Wobec 104 podejrzanych prokurator zastosował policyjne dozory oraz zakazy stadionowe, które obowiązywać będę na meczach piłki nożnej w Polsce, ale także podczas EURO 2012 na terenie Ukrainy. Wobec czterech podejrzanych ustanowiono także poręczenia majątkowe. Po wydaniu zgody przez prokuratora na publikację wizerunków pseudokibiców na stronach internetowych poznańskiej i warszawskiej policji, kilka z tych osób dobrowolnie stawiło się w prokuraturze w Bydgoszczy.
Zamieszki na stadionie Zawiszy wydarzyły się 3 maja ubiegłego roku. Bezpośrednio po zakończeniu finału Pucharu Polski pseudokibice zaczęli niszczyć krzesła i ogrodzenie, wdarli się na murawę, gdzie poturbowali operatorkę telewizyjną, zniszczyli reklamy elektroniczne i głośniki. Pracownicy firm ochroniarskich nie byli w stanie przywrócić porządku na stadionie, a kres zajściom położyła dopiero interwencja policji.

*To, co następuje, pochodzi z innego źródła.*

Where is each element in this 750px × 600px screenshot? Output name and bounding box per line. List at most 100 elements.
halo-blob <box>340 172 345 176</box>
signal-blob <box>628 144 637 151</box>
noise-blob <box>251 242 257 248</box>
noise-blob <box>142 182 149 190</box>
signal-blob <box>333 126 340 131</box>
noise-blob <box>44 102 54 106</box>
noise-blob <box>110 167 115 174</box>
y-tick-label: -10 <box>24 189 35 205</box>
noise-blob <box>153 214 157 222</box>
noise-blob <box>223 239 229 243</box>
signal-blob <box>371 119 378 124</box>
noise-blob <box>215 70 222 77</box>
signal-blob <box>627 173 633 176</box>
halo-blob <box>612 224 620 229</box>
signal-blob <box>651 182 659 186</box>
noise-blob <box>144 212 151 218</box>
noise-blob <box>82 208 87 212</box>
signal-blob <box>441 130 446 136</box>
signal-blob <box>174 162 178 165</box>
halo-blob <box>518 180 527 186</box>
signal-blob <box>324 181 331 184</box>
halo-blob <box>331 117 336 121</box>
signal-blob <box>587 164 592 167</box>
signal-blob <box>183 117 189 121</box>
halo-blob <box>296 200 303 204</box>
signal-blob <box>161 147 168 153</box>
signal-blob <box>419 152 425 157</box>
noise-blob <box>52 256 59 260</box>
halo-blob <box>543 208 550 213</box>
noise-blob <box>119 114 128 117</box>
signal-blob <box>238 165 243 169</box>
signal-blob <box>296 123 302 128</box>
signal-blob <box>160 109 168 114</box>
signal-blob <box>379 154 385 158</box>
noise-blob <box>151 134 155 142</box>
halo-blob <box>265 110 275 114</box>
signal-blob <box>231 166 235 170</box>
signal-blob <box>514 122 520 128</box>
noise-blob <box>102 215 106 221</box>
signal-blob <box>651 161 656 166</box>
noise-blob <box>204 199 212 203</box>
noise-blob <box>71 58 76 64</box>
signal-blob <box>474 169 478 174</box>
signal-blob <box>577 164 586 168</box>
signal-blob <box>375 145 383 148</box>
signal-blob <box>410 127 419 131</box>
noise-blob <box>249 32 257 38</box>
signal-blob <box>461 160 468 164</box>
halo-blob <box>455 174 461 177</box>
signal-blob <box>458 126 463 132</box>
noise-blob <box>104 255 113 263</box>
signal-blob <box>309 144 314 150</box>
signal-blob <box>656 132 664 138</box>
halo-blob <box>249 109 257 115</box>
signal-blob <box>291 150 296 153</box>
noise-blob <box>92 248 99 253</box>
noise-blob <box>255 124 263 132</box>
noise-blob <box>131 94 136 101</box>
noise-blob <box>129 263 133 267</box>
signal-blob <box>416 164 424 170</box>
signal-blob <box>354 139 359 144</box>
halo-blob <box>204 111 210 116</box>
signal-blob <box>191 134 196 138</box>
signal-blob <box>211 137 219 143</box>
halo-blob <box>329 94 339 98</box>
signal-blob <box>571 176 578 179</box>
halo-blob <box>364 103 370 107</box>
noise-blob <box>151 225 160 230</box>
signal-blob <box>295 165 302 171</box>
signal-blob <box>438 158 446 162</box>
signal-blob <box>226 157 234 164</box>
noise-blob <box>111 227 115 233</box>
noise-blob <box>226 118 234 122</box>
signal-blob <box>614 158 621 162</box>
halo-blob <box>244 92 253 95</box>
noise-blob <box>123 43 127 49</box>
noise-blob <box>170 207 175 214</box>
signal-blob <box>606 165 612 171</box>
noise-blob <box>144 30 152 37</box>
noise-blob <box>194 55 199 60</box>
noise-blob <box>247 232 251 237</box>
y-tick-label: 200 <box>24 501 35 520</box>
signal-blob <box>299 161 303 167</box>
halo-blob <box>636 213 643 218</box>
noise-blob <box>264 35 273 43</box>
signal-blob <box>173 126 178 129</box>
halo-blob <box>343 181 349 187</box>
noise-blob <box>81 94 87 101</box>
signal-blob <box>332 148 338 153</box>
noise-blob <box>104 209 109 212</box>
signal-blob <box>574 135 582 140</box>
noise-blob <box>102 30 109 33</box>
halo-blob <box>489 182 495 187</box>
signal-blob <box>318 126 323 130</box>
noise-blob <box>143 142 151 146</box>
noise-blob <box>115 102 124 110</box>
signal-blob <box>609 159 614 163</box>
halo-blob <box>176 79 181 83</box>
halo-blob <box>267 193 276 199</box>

Szkody na stadionie wyceniono na 82,5 tys. zł. Wartość zniszczonych ekranów reklamowych oszacowano na 200 tys. zł, uszkodzona kamera telewizyjna była warta 150 tys. zł. Koszty policji związane z pilnowaniem i przywracaniem porządku na stadionie sięgnęły 932 tys. zł. W połowie czerwca Polski Związek Piłki Nożnej zapłacił gospodarzowi stadionu 82,5 tys. złotych za szkody wyrządzone przez kibiców.